Kami berteman sejak semester pertama, kebetulan kami memilih program study yang sama, satu kelas pula. Lama kelamaan kami merasa cocok satu sama lain, sering jalan bareng, dan bertukar ilmu seputar mata kuliah yang kami pelajari. Namun aku perjelas lagi, kami saat itu tidak pacaran. Kami hanya teman biasa, bisa dibilang kami adalah sahabat baik.
Namun lain lagi dengan pandangan orangtuaku.Melihat Rian, begitu nama suamiku, orangtuaku mempertanyakan soal hubungan kami, dan berkata, “Jika serius, maka menikah saja”. Sungguh aku sama sekali tidak menyangka. Laki-laki yang sama sekali bukan kekasihku, dan aku tidak memiliki perasaan spesial kepadanya, berani menyatakan siap menikahiku di hadapan keluarga besarku. Kamipun menikah 6 bulan kemudian. Sejak saat itu aku bertekad akan mencintai sahabatku yang akhirnya menjadi suamiku itu apapun kondisinya.
Selama tiga tahun pertama kehidupan rumahtangga kami berjalan dengan sangat baik. Masalah yang datang terbilang cukup sederhana, dan selalu bisa kami selesaikan dengan baik. Niat awal kami menikah adalah untuk beribadah. Atas dasar niat itulah kami bisa menjalani kehidupan rumah tangga dengan nyaman dan perasaan tentram
Namun tahun berikutnya, semenjak aku diangkat menjadi PNS, dan suamiku memilih untuk keluar dari pekerjaannya di Jakarta, demi untuk berkumpul bersama keluarga, setiap hari bertemu, semakin terlihat sifat asli masing-masing masalah-masalah satu persatu bermunculan. Sebagian besar masalah yang kami hadapi adalah masalah perbedaan pendapat. Begitu banyak hal yang ternyata begitu bersebrangan di antara kami. Selama ini memang kami tak pernah berlarut-larut dalam permusuhan, tapi kali ini? Ya Tuhan… ini adalah pertengkaran terhebat dari sekian pertentangan yang pernah kami lalui.
*
“Lalu apa mau Bunda sekarang?” Suamiku seperti menyerah. “Ayah sudah tidak tahan lagi menghadapi sikap Bunda yang kerap ingin menang sendiri”.

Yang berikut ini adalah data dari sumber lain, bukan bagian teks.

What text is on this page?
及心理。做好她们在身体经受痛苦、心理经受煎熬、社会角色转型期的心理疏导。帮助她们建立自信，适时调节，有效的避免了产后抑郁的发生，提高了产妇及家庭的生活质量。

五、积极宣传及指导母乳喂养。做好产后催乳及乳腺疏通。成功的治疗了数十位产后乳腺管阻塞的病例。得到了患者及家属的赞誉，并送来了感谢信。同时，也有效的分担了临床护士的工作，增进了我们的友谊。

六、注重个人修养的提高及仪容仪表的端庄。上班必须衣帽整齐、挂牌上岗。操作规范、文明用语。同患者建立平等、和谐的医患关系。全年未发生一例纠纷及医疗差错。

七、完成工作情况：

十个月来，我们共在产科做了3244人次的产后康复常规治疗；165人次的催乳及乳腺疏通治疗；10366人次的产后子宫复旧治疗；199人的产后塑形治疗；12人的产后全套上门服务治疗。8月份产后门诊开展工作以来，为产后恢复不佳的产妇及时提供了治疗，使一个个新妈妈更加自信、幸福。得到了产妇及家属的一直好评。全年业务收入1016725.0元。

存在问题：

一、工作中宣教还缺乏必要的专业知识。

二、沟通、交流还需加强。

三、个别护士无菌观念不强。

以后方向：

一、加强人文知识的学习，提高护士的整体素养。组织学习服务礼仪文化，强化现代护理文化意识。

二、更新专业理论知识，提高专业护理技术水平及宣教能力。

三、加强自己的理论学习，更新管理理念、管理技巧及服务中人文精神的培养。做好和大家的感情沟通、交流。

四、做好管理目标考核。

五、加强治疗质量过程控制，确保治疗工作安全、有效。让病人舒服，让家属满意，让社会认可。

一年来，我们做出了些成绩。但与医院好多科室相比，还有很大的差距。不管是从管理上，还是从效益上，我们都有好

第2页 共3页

Aku tertunduk diam menahan tangisan. Mengunci mulut rapat-rapat agar aku tak lantas mencaci, seperti yang sebelumnya aku lakukan, sehingga memancing emosi suamiku. Bagaimana bisa ia berkata jika aku selalu ingin menang sendiri? Padahal dia sendiri? Akhir-akhir ini aku merasa jika ia tak lagi mencintaku. Sikapnya dingin, dan tidak lagi sehangat dulu. Aku tak tahu apakah ada perempuan lain yang mungkin lebih bisa membuatnya nyaman?

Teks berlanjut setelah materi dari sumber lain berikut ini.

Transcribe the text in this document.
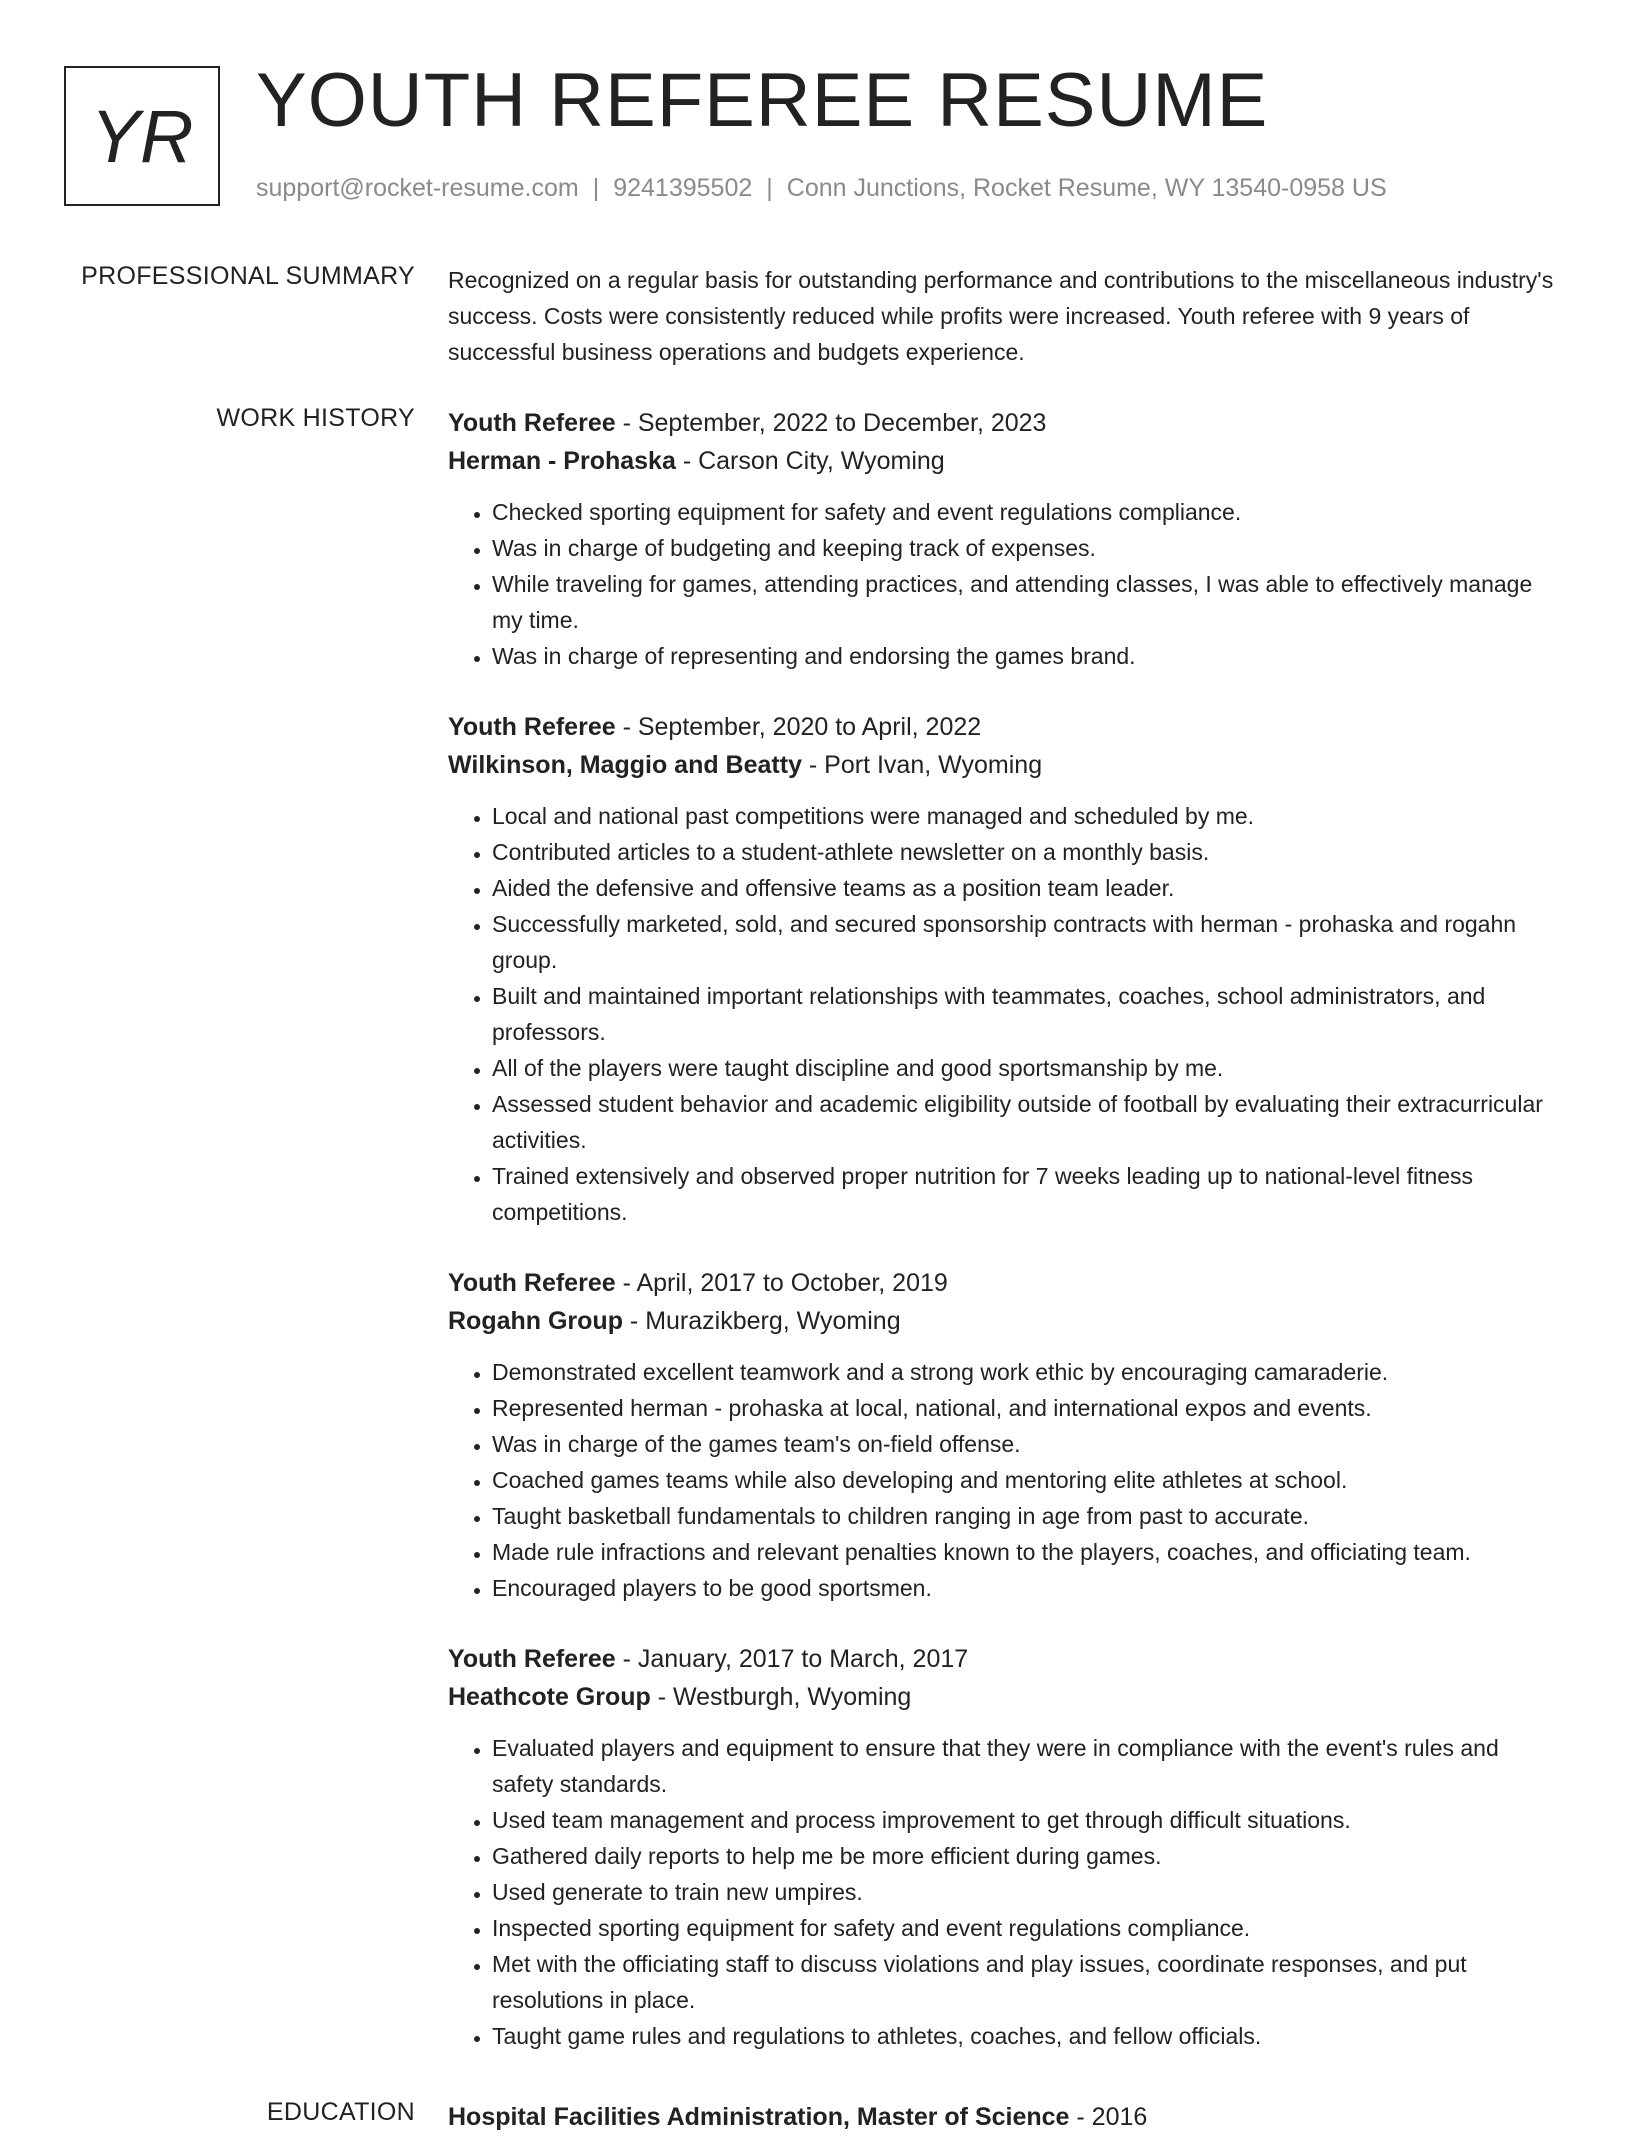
YR YOUTH REFEREE RESUME
support@rocket-resume.com | 9241395502 | Conn Junctions, Rocket Resume, WY 13540-0958 US
PROFESSIONAL SUMMARY Recognized on a regular basis for outstanding performance and contributions to the miscellaneous industry's success. Costs were consistently reduced while profits were increased. Youth referee with 9 years of successful business operations and budgets experience.

WORK HISTORY Youth Referee - September, 2022 to December, 2023
Herman - Prohaska - Carson City, Wyoming
• Checked sporting equipment for safety and event regulations compliance.
• Was in charge of budgeting and keeping track of expenses.
• While traveling for games, attending practices, and attending classes, I was able to effectively manage my time.
• Was in charge of representing and endorsing the games brand.
Youth Referee - September, 2020 to April, 2022
Wilkinson, Maggio and Beatty - Port Ivan, Wyoming
• Local and national past competitions were managed and scheduled by me.
• Contributed articles to a student-athlete newsletter on a monthly basis.
• Aided the defensive and offensive teams as a position team leader.
• Successfully marketed, sold, and secured sponsorship contracts with herman - prohaska and rogahn group.
• Built and maintained important relationships with teammates, coaches, school administrators, and professors.
• All of the players were taught discipline and good sportsmanship by me.
• Assessed student behavior and academic eligibility outside of football by evaluating their extracurricular activities.
• Trained extensively and observed proper nutrition for 7 weeks leading up to national-level fitness competitions.
Youth Referee - April, 2017 to October, 2019
Rogahn Group - Murazikberg, Wyoming
• Demonstrated excellent teamwork and a strong work ethic by encouraging camaraderie.
• Represented herman - prohaska at local, national, and international expos and events.
• Was in charge of the games team's on-field offense.
• Coached games teams while also developing and mentoring elite athletes at school.
• Taught basketball fundamentals to children ranging in age from past to accurate.
• Made rule infractions and relevant penalties known to the players, coaches, and officiating team.
• Encouraged players to be good sportsmen.
Youth Referee - January, 2017 to March, 2017
Heathcote Group - Westburgh, Wyoming
• Evaluated players and equipment to ensure that they were in compliance with the event's rules and safety standards.
• Used team management and process improvement to get through difficult situations.
• Gathered daily reports to help me be more efficient during games.
• Used generate to train new umpires.
• Inspected sporting equipment for safety and event regulations compliance.
• Met with the officiating staff to discuss violations and play issues, coordinate responses, and put resolutions in place.
• Taught game rules and regulations to athletes, coaches, and fellow officials.
EDUCATION Hospital Facilities Administration, Master of Science - 2016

Oh Tuhan, aku tak sanggup membayangkan hal itu terjadi. Sungguh aku mencintai suamiku. Apapun keadaannya. Aku tak akan pernah lagi menuntut apakah ia berpenghasilan banyak ataukah tidak, apakah ia bekerja kantoran atau tidak. Sungguh aku khilaf, aku lupa. Sejak awal, mengapa aku menikah dengannya bukan karena dia tampan dan mapan. Namun aku memilih dia karena dia memiliki potensi kemapanan, dan aku melihat tanggungjawabnya. Ia mau bekerja keras. Aku tak peduli ia pria mapan atau bukan. Yang penting bagiku adalah ia pria seiman denganku, mau sama-sama menjalankan bahtera rumahtanngga sebagai bentuk ibadah. Itu cukup.

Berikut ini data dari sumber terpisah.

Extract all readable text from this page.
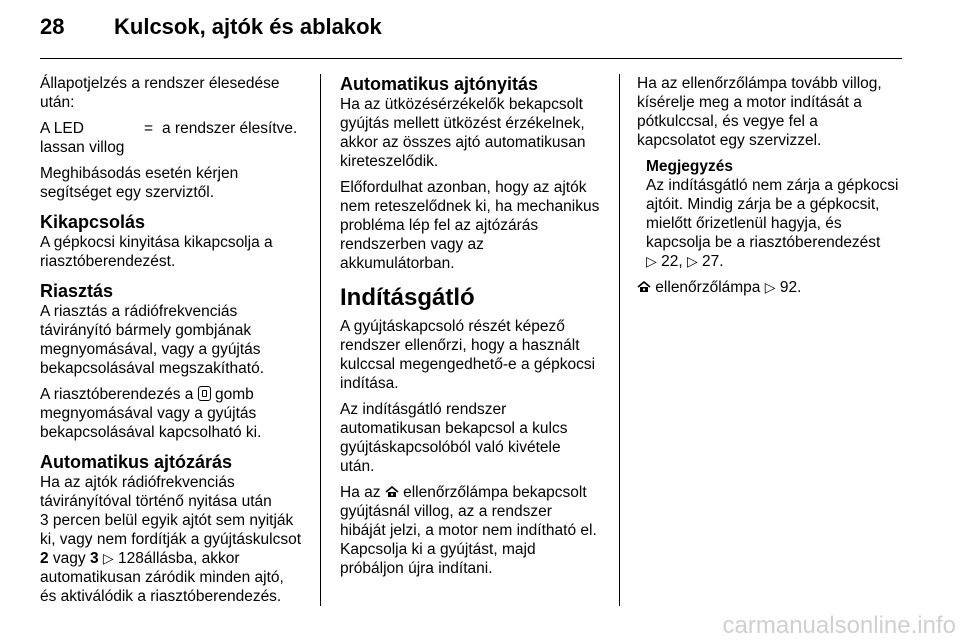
28 Kulcsok, ajtók és ablakok

Állapotjelzés a rendszer élesedése
után:

A LED
lassan villog
= a rendszer élesítve.

Meghibásodás esetén kérjen
segítséget egy szerviztől.

Kikapcsolás

A gépkocsi kinyitása kikapcsolja a
riasztóberendezést.

Riasztás

A riasztás a rádiófrekvenciás
távirányító bármely gombjának
megnyomásával, vagy a gyújtás
bekapcsolásával megszakítható.

A riasztóberendezés a  gomb
megnyomásával vagy a gyújtás
bekapcsolásával kapcsolható ki.

Automatikus ajtózárás

Ha az ajtók rádiófrekvenciás
távirányítóval történő nyitása után
3 percen belül egyik ajtót sem nyitják
ki, vagy nem fordítják a gyújtáskulcsot
2 vagy 3 ▷ 128állásba, akkor
automatikusan záródik minden ajtó,
és aktiválódik a riasztóberendezés.

Automatikus ajtónyitás

Ha az ütközésérzékelők bekapcsolt
gyújtás mellett ütközést érzékelnek,
akkor az összes ajtó automatikusan
kireteszelődik.

Előfordulhat azonban, hogy az ajtók
nem reteszelődnek ki, ha mechanikus
probléma lép fel az ajtózárás
rendszerben vagy az
akkumulátorban.

Indításgátló

A gyújtáskapcsoló részét képező
rendszer ellenőrzi, hogy a használt
kulccsal megengedhető-e a gépkocsi
indítása.

Az indításgátló rendszer
automatikusan bekapcsol a kulcs
gyújtáskapcsolóból való kivétele
után.

Ha az  ellenőrzőlámpa bekapcsolt
gyújtásnál villog, az a rendszer
hibáját jelzi, a motor nem indítható el.
Kapcsolja ki a gyújtást, majd
próbáljon újra indítani.

Ha az ellenőrzőlámpa tovább villog,
kísérelje meg a motor indítását a
pótkulccsal, és vegye fel a
kapcsolatot egy szervizzel.

Megjegyzés

Az indításgátló nem zárja a gépkocsi
ajtóit. Mindig zárja be a gépkocsit,
mielőtt őrizetlenül hagyja, és
kapcsolja be a riasztóberendezést
▷ 22, ▷ 27.

ellenőrzőlámpa ▷ 92.

carmanualsonline.info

Masalah besar lainnya, berawal ketika aku mulai sibuk bekerja. Di tempat kerja banyak sekali menyita waktuku. Perjalanan yang jauh dan rute perjalanan yang sering sekali mengalami kemacetan, membuat perjalanan semakin menyita waktu. Pulang dan pergi aku terpaksa harus bersabar menghadapi kemacetan. Menjadi seorang Pegawai Negri Sipil memang tidak selalu menyenangkan. Betapa banyak waktu yang harus aku korbankan. Waktu untuk anak-anakku, waktu istirahatku, dan waktu untuk suamiku. Ia yang dulu selalu setia mendampingiku, mengantar dan menjemputku ke tempat kerja, sungguh telah aku abaikan keinginan-keinginannya.
Pikiranku menerawang jauh kepada kejadian-kejadian yang telah lalu. Mencoba mengintrosfeksi diri, apa kesalahanku yang menjadikan suamiku begitu marah dan menghukumku tak lagi mengantarkan ku bekerja jika aku harus masuk pagi-pagi. Dan tega membiarkan aku pulang larut malam tanpa ia jemput.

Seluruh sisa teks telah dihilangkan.